Para quem conhece a situação, não há como admitir que uma queimada possa ser útil para alguma coisa. Eu até admitiria em caso de pestes, mas hoje em dia é cada vez mais difícil usar esse método, porque o próprio carrapato, que, realmente, se cria no meio de capinzais, no campo bruto, hoje é controlado mediante inseticidas, método que é muito mais útil e muito menos prejudicial que a queimada. Essa pragas são todas controláveis. Hoje existem técnicas de controle, sem que haja necessidade de tocar fogo em um capoeiral,  em um capão de árvores e, muito menos, em uma floresta.

E há uma outra constatação. Quantos mananciais de água, quantos riachos desapareceram do Estado por causa da derrubada desses caponetes que acompanham o pequeno riacho ou a fonte perene de água? A fonte de água perene desapareceu por causa desse abuso que houve - e continua de certa forma havendo – ao  se transformar o campo em lavoura. Refiro-me especialmente às áreas em que os campos foram efetivamente transformados em lavouras, como na região do Alto Uruguai. Caponetes no meio do campo onde havia fontes de água, pura e simplesmente desapareceram, em conseqüência dessa transformação da visão realística que deve haver a respeito da conservação do meio-ambiente, que é útil a todos, enquanto que as queimadas podem ser “úteis” para alguns poucos que não usam uma técnica adequada para limpar os próprios campos ou as suas lavouras. A queimada, efetivamente, é extremamente fácil: toca-se fogo, o capim ou a resteva queima,  e, depois, o capim volta a brotar aparentemente forte, só que, como não se medem as conseqüências, a queimada acaba esterilizando o solo, uma vez que retira dele seus nutrientes naturais.

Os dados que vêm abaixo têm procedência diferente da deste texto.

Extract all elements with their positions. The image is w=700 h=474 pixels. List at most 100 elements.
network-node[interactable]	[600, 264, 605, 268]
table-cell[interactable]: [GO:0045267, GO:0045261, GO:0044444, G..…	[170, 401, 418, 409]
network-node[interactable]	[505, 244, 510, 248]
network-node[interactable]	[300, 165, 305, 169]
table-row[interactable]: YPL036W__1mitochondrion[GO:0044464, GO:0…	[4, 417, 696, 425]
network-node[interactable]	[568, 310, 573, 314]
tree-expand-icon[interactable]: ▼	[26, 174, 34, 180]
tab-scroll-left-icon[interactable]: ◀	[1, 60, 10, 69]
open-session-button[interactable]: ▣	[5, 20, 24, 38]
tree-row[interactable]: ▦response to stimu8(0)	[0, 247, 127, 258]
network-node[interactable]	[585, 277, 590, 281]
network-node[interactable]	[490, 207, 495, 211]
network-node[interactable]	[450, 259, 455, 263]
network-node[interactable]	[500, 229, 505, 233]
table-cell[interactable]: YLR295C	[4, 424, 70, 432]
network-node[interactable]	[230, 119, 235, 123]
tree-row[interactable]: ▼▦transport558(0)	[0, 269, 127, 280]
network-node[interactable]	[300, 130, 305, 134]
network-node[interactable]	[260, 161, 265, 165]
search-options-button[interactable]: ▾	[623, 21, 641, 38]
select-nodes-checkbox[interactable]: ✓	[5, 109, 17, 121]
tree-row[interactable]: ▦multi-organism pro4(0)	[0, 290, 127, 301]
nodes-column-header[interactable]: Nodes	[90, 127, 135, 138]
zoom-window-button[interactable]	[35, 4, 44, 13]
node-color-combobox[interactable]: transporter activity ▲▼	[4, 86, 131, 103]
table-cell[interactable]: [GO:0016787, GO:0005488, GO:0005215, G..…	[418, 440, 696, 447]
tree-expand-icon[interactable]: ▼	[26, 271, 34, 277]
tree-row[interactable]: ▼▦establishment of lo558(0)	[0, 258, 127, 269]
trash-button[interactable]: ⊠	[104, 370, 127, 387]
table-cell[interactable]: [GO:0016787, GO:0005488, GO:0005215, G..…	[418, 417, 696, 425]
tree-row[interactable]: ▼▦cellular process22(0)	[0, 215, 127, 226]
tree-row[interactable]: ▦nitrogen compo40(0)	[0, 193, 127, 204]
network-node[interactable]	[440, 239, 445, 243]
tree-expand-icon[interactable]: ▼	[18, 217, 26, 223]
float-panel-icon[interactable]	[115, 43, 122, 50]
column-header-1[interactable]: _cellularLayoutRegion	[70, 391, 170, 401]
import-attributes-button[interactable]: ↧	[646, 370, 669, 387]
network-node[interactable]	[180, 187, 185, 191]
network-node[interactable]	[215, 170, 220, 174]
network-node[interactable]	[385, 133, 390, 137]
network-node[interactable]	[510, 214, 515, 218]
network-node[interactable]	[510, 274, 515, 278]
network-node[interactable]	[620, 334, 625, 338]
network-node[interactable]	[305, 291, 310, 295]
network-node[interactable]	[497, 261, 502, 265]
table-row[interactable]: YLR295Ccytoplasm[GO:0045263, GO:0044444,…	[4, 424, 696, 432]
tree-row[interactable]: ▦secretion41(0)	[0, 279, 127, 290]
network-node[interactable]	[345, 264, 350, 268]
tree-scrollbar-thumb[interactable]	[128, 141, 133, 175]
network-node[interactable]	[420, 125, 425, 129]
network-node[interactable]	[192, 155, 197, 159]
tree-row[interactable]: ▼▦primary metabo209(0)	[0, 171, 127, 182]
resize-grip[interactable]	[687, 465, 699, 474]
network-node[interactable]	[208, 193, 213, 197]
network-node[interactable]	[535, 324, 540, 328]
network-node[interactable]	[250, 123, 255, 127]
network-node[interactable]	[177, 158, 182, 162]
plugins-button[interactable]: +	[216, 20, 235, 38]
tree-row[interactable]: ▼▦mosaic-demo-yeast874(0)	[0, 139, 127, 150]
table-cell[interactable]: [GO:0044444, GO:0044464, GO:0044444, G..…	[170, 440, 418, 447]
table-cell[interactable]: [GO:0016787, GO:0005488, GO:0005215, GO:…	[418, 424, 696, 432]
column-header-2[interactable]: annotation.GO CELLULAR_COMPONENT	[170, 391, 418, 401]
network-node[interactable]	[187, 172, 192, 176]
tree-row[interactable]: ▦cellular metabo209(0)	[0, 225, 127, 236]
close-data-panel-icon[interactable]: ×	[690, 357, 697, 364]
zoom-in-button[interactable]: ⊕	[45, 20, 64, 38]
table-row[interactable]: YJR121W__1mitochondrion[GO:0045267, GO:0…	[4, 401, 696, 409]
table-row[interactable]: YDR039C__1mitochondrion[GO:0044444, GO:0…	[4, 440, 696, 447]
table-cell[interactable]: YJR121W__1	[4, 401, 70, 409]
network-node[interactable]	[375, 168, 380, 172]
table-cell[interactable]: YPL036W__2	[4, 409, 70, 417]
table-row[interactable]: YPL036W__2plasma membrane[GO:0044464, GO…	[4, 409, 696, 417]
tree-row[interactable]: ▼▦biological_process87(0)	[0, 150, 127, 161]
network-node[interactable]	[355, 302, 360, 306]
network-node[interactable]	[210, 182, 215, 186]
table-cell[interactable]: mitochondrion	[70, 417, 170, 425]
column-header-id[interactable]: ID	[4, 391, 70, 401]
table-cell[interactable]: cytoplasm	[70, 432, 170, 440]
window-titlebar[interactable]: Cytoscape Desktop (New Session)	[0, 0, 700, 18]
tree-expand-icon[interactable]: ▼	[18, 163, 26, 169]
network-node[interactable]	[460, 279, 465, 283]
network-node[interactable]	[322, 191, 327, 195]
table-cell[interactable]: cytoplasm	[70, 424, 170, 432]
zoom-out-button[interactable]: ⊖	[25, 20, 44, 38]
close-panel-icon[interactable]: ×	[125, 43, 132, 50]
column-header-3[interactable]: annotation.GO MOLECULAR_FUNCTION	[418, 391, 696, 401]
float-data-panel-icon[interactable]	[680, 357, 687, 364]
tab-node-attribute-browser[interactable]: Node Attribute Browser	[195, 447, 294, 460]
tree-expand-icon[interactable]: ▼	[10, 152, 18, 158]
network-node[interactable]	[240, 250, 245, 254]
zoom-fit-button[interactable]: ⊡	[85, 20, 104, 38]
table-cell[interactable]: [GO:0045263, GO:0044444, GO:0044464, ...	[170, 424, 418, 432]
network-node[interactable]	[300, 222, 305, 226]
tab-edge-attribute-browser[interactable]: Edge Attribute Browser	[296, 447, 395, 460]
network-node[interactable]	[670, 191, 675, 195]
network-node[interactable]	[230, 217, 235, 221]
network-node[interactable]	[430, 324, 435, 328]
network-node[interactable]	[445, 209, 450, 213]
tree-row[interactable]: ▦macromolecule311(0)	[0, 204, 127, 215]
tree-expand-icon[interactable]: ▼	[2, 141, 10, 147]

Com essas ponderações, estou em acompanhar o voto do eminente Relator, para julgar procedente a ação de inconstitucionalidade.

 

DES. CLARINDO FAVRETTO - Sr. Presidente, com toda a vênia dos eminentes Relator e Revisor, penso em divergir do posicionamento adotado, por isso que incumbe ao Estado do Rio Grande do Sul a competência para elaborar o seu Código Florestal e também para reformá-lo. Assim a Lei nº 11.498/00 veio para simplesmente alterar dispositivo do Código Florestal do Estado, a fim de adaptá-lo à realidade peculiar do Rio Grande do Sul.

O Código é genérico e esta lei veio regulamentá-lo. Aqui podemos ver que a permissão de utilização do fogo não é perniciosa, “data venia”, mas, sim, e pelo contrário, salutar ao meio-ambiente.

Ouvimos, com toda a atenção, da tribuna, as judiciosas ponderações da Assembléia Legislativa, que representa a vontade geral do povo rio-grandense pelo sistema de representação determinado pela Constituição do Estado. Lá, por certo, os próprios Deputados que representam cada Região se detiveram no exame da questão e votaram para estabelecer a lei.

Se examinarmos esta Lei nº 11.498, podemos verificar que a autorização da utilização do fogo como remédio em determinadas situações, em determinadas áreas do Rio Grande do Sul é salutar e não devastadora. Basta atentarmos para o § 1º do art. 1º, que estabelece: “Poderá ser utilizado o fogo como meio de controle e eliminação de pragas e doenças”. E o fogo elimina. Está no Código Florestal: “...como forma de tratamento fitossanitário bem como em áreas já utilizadas anteriormente para  lavoura se peculiaridades locais ou regionais assim justificarem e mediante”  - isso é muito importante – “permissão do Órgão do Poder Público Estadual ou Municipal”.

Vejamos o freio rigoroso que coloca a lei pelo seu §2º: “A permissão referida no parágrafo anterior deverá basear-se em laudo emitido por técnico competente credenciado pelo Poder Público Estadual ou Municipal, que circunscreverá a área a ser atingida e estabelecerá as normas e precauções a serem seguidas”. Vale dizer, só fica autorizada, mediante laudo emitido por técnico competente credenciado pelo Poder Público, a queima controlada de campos nativos como técnica de manejo agropastoril, obedecida também a legislação federal.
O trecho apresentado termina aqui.